By PETER T. KILBORN, The New York Times
WASHINGTON -- With three people dead in similar single-shot sniper attacks in West Virginia last week, federal agents who investigated the serial sniper case in the Washington area last year have joined the investigation, officials said today.
“We wanted to get those agencies in here now,” Sheriff Dave Tucker of Kanawha County said in Charleston, the state capital and county seat. “We don’t want to overlook anything that could result the way it did” last year, when 13 men and women were killed, most in Washington suburbs in Maryland and Virginia.
Sheriff Tucker said 15 teams of two or three officers each — drawn from city, county and state agencies, the Federal Bureau of Investigation and the Bureau of Alcohol, Tobacco and Firearms — were looking into clues and more than 100 tips from telephone callers.

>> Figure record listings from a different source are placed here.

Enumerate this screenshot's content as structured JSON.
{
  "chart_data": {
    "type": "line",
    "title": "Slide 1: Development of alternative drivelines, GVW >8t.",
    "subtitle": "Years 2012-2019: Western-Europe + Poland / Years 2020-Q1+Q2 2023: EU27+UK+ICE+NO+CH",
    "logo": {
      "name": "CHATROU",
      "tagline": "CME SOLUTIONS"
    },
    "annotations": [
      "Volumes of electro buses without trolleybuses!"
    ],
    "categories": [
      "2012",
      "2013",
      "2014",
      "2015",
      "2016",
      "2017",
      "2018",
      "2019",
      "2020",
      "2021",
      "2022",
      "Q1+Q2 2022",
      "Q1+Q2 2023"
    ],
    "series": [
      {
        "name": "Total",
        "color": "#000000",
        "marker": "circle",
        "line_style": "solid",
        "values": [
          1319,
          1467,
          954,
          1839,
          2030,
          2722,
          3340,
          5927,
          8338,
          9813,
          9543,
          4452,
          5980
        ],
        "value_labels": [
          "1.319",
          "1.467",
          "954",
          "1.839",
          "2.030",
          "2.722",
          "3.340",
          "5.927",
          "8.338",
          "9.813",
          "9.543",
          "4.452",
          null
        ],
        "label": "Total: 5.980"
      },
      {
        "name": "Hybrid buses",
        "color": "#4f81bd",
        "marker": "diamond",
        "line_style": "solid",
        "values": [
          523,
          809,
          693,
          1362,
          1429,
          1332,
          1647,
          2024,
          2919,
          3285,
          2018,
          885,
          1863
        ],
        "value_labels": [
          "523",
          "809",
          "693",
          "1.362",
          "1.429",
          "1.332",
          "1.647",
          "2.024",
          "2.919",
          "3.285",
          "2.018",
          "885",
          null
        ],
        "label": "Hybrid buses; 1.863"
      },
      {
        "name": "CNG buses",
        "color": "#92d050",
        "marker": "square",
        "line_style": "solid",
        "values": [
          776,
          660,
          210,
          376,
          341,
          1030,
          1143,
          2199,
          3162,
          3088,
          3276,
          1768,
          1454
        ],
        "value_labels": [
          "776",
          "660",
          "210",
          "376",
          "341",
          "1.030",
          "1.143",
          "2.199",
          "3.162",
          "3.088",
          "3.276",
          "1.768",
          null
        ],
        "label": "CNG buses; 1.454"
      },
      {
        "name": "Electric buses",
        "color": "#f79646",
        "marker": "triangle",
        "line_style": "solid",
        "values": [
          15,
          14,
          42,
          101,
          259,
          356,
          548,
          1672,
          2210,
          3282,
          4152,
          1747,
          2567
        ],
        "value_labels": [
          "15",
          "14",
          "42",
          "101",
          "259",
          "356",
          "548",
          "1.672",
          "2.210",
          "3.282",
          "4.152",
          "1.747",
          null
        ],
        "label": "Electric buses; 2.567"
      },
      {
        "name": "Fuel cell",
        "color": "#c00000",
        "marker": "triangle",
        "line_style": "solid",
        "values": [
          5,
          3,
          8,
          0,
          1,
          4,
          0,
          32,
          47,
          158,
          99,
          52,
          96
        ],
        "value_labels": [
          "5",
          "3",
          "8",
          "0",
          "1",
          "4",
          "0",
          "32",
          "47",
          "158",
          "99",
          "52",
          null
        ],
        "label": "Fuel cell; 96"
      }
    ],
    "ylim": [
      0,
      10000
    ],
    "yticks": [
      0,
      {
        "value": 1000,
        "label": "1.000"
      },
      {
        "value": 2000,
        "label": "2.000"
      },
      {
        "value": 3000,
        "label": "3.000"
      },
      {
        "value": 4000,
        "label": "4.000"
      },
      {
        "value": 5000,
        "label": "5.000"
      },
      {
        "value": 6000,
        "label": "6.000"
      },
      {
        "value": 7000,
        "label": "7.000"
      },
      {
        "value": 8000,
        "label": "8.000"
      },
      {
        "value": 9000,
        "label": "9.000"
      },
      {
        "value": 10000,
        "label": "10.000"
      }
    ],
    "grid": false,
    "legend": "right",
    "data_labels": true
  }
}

“We have the best law enforcement agencies in the country working on this,” said Mayor Danny Jones of Charleston, a former Kanawha County sheriff. “We’re telling people don’t go out alone after dark, keep your eyes open and avoid convenience stores.”
The first victim was Gary Carrier Jr., 44, who the police said was shot in the head and killed on Aug. 10. They said he was standing at a pay phone near a Go-Mart convenience store in Charleston.
Four days later, on a Thursday night, 31-year-old Jeanie Patton died from a shot to the head while pumping gas at a Speedway store in Campbells Creek, an unincorporated area three miles east of Charleston.
Later that night, Okey Meadows, 26, was killed outside a Go-Mart store 14 miles southeast of the city, by a shot to the neck.
“They all occurred at a convenience store,” Sheriff Tucker said. “They all occurred at night. All the victims were shot from a distance. All suffered a single shot.”
But Sheriff Tucker said it was unclear whether one person had fired the shots. Officers said they were reviewing videotapes from the Campbells Creek and Cedar Grove stores. Officials said a state crime laboratory had determined that the bullets came from a small caliber weapon like a .22 rifle, but they would not disclose what caliber or whether they came from the same weapon.
The authorities said they were looking for a dark-colored Ford F-150 pickup with an extended cab that witnesses to two of the shootings reported seeing nearby. Initially, officials said the witnesses reported that its color was black. But Chief Jerry Pauley of the Charleston police said the color would have been hard to discern in the dark and that it might have been maroon, dark green or dark blue.
Chief Pauley said a woman described the driver “as a large white male.”